T: Looking at gender relationships in the book, I found it depressingly surprising to see such intellectually ferocious female characters. Which really shouldn’t be true. Do you feel there is a gap in literature where these women should be?
S: Absolutely. I think we still lack cultural archetypes of the female intellectual and we don’t know what to do with her when we have her. And that’s not to say Frances and Bobbi are intellectuals because they’re undergraduates — I mean, maybe later on in their lives… — but they’re still forming inchoate ideas about the world around them, and trying, I think quite sincerely, to engage with the politics and culture of the society they live in. And people don’t necessarily know how to deal with that, I think some people think that I was satirising them, like I was making fun of them, and I wasn’t, at all. I’m not saying that I actually think they’re totally brilliant and everything they say is true, but I was trying to depict them sincerely as people who are genuinely curious and genuinely engaged with the world around them.
I think maybe part of the reason people don’t know how to read that, tonally, is because we’re not really used to seeing women portrayed as straightforwardly, and genuinely sincerely, having political convictions that aren’t related to their relationships with men. People struggle to understand how to read that. I think maybe it opens you up to being accused of being pretentious, and partly maybe thats a totally fair enough criticism, and partly maybe it’s influenced by us not really knowing how to read female characters who are brazenly intellectual, or brazenly interested in intellectual topics.

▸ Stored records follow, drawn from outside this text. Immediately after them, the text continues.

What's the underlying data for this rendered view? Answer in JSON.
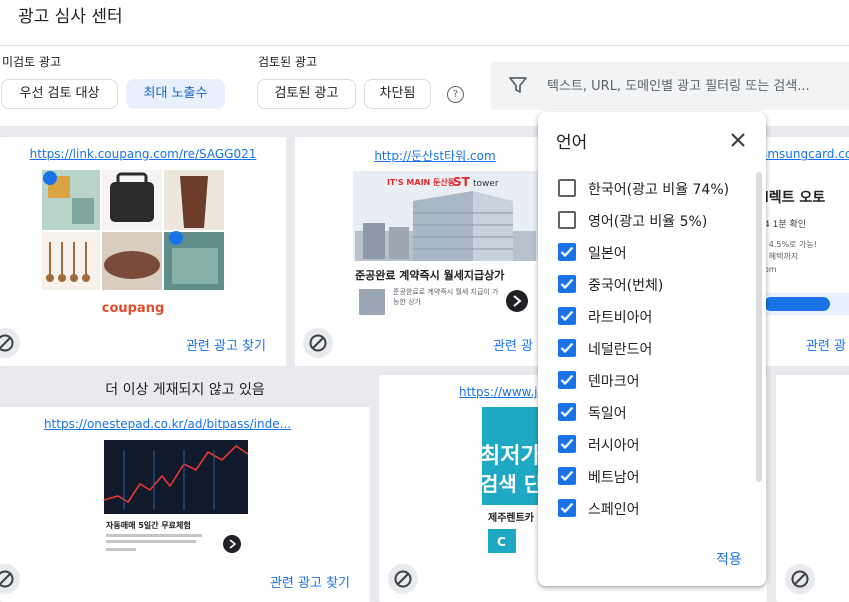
{
  "page_title": "광고 심사 센터",
  "unreviewed": {
    "label": "미검토 광고",
    "chips": [
      "우선 검토 대상",
      "최대 노출수"
    ]
  },
  "reviewed": {
    "label": "검토된 광고",
    "chips": [
      "검토된 광고",
      "차단됨"
    ],
    "help": "?"
  },
  "filter": {
    "placeholder": "텍스트, URL, 도메인별 광고 필터링 또는 검색..."
  },
  "cards": [
    {
      "url": "https://link.coupang.com/re/SAGG021",
      "brand": "coupang",
      "find_label": "관련 광고 찾기"
    },
    {
      "url": "http://둔산st타워.com",
      "headline": "준공완료 계약즉시 월세지급상가",
      "sub": "준공완료로 계약즉시 월세 지급이 가능한 상가",
      "brand_top": "IT'S MAIN 둔산동",
      "brand_st": "ST",
      "brand_tower": "tower",
      "find_label": "관련 광"
    },
    {
      "url": "amsungcard.com",
      "text1": "l렉트 오토",
      "text2": "4 1분 확인",
      "text3": "l 4.5%로 가능!",
      "text4": "l 혜택까지",
      "text5": "om",
      "find_label": "관련 광"
    },
    {
      "banner": "더 이상 게재되지 않고 있음",
      "url": "https://onestepad.co.kr/ad/bitpass/inde...",
      "headline": "자동매매 5일간 무료체험",
      "find_label": "관련 광고 찾기"
    },
    {
      "url": "https://www.jej",
      "big1": "최저가",
      "big2": "검색 딘",
      "caption": "제주렌트카",
      "chip_letter": "C"
    },
    {
      "url": ""
    }
  ],
  "language_panel": {
    "title": "언어",
    "apply_label": "적용",
    "items": [
      {
        "label": "한국어(광고 비율 74%)",
        "checked": false
      },
      {
        "label": "영어(광고 비율 5%)",
        "checked": false
      },
      {
        "label": "일본어",
        "checked": true
      },
      {
        "label": "중국어(번체)",
        "checked": true
      },
      {
        "label": "라트비아어",
        "checked": true
      },
      {
        "label": "네덜란드어",
        "checked": true
      },
      {
        "label": "덴마크어",
        "checked": true
      },
      {
        "label": "독일어",
        "checked": true
      },
      {
        "label": "러시아어",
        "checked": true
      },
      {
        "label": "베트남어",
        "checked": true
      },
      {
        "label": "스페인어",
        "checked": true
      }
    ]
  },
  "colors": {
    "accent": "#1a73e8",
    "chip_selected_bg": "#e8f0fe",
    "grid_bg": "#e8eaed"
  },
  "icons": {
    "filter": "filter-icon",
    "help": "help-circle-icon",
    "close": "close-icon",
    "block": "block-icon",
    "check": "check-icon",
    "arrow": "arrow-right-icon",
    "ad_choices": "ad-choices-icon"
  }
}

"Now, the line between my job and my personal self is increasingly ambiguous, and I’m finding that very difficult to navigate."
T: In the book, all the relationships have their good and bad sides; whether they’re the kind generally promoted in society or not, and the character Bobbi has a monologue about the history and value of monogamy. Did you set out to gradually break away from the ideas of who it’s OK to love, and how?
S: Insofar as anything I did while writing the book was intentional, because I wrote it so quickly and in a flurry of not really knowing where I was, I think I certainly did want to challenge the ideas of traditional relationships. I think a lot of feminist thinkers probably feel that our traditional relationship forms are very deeply politicised, and gender power is entrenched in how we relate to other people on a very intimate level. So, once you accept that, then you feel like: well, I have to do something about it, I have to try and form some kind of new relationship ideal, that isn’t based on repression. And I think the characters are fumbling towards doing that; and obviously making a lot of mistakes as they attempt to, and hurting each other. In a sense, maybe that’s the price they pay for trying to liberate themselves from something they see as quite oppressive.